Particularly memorable was the recitation of the Jim Crow laws by a sneering narrator followed by the jerking staccato of
movement 5 “Tell You This (Jim Crow’s Song).” Here are the first two stanzas of five:
Tell you this, tell you this: we do not want you
Tell you this, tell you this: you are not welcome here.
Black and white isn’t right, can’t nobody say so.
Just the same I’ll say it plain: Get the hell outta here!
Tell you this, tell you this: we do not want change.
Keep your race in its place, or we’re gonna get personal.
Call you names, bring the chains: better watch your back.
You wanna get ahead, bang! You’re dead: Get the hell outta here!
Movement 6 “Hold My Hand” in the voice of Ruby’s mother is appropriately spiritual in musical style.
While the subject of Grant’s suite is distinctly serious, some of the comments from Ruby Bridges as she approaches the
school are comical.
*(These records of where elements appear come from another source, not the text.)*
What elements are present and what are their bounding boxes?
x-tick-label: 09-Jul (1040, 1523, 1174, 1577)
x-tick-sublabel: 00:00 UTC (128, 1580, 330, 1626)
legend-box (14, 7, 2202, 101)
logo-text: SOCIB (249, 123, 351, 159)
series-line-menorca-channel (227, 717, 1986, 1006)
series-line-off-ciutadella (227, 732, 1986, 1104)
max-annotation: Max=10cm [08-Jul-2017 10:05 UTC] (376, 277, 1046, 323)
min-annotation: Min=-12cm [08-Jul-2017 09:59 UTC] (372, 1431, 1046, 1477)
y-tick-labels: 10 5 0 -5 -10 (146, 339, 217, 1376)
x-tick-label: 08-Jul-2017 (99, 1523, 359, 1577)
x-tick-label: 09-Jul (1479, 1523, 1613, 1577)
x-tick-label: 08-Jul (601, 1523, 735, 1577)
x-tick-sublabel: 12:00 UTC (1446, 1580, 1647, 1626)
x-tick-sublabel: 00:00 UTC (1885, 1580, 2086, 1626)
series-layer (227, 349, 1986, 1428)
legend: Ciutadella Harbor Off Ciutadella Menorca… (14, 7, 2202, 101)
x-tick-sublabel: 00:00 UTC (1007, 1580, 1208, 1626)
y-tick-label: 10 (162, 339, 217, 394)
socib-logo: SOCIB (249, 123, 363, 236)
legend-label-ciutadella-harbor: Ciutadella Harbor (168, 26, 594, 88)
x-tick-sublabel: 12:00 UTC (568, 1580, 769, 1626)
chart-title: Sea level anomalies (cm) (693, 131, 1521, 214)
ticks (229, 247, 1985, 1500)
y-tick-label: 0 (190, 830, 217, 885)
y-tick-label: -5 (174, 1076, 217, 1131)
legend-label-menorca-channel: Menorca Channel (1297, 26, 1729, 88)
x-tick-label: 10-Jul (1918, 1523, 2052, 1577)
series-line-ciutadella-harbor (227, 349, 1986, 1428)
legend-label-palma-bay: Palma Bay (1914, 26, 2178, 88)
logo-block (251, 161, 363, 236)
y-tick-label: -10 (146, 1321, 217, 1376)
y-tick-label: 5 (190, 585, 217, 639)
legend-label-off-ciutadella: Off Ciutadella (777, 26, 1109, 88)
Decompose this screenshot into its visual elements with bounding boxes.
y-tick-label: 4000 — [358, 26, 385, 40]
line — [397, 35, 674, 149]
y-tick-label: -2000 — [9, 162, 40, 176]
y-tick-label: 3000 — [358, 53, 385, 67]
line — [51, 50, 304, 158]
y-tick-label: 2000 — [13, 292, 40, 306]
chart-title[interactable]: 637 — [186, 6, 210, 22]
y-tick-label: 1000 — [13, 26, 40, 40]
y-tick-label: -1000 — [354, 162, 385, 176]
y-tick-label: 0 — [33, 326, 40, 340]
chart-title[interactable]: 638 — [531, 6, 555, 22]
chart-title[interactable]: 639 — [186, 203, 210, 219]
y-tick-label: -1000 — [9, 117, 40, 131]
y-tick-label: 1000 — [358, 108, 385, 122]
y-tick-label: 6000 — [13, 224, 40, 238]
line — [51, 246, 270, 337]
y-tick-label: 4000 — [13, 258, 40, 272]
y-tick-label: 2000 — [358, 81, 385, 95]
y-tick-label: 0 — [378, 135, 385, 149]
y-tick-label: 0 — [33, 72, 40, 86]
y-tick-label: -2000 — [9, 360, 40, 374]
The child thinks all the furious protest outside the school might be Mardi Gras behavior. The text used from Ruby Bridges memoir was well selected.
Darrell Grant’s work follows in the musical legacy of Duke Ellington. This work in its original version was written to
commemorate Reed College’s centennial year and it was premiered at the college in Portland, Oregon February 11, 2012. A revised work was next
presented June 14, 2015, at the Unitarian Universalist Church in Nashville, Tennessee. A YouTube recording preserves the Nashville production. The production at All
Souls in Washington, DC will be aired again June 22, 2017, at the General Assembly of the Unitarian Universalist Assembly
in New Orleans, Louisiana. Grant is working on an orchestral version for 2018.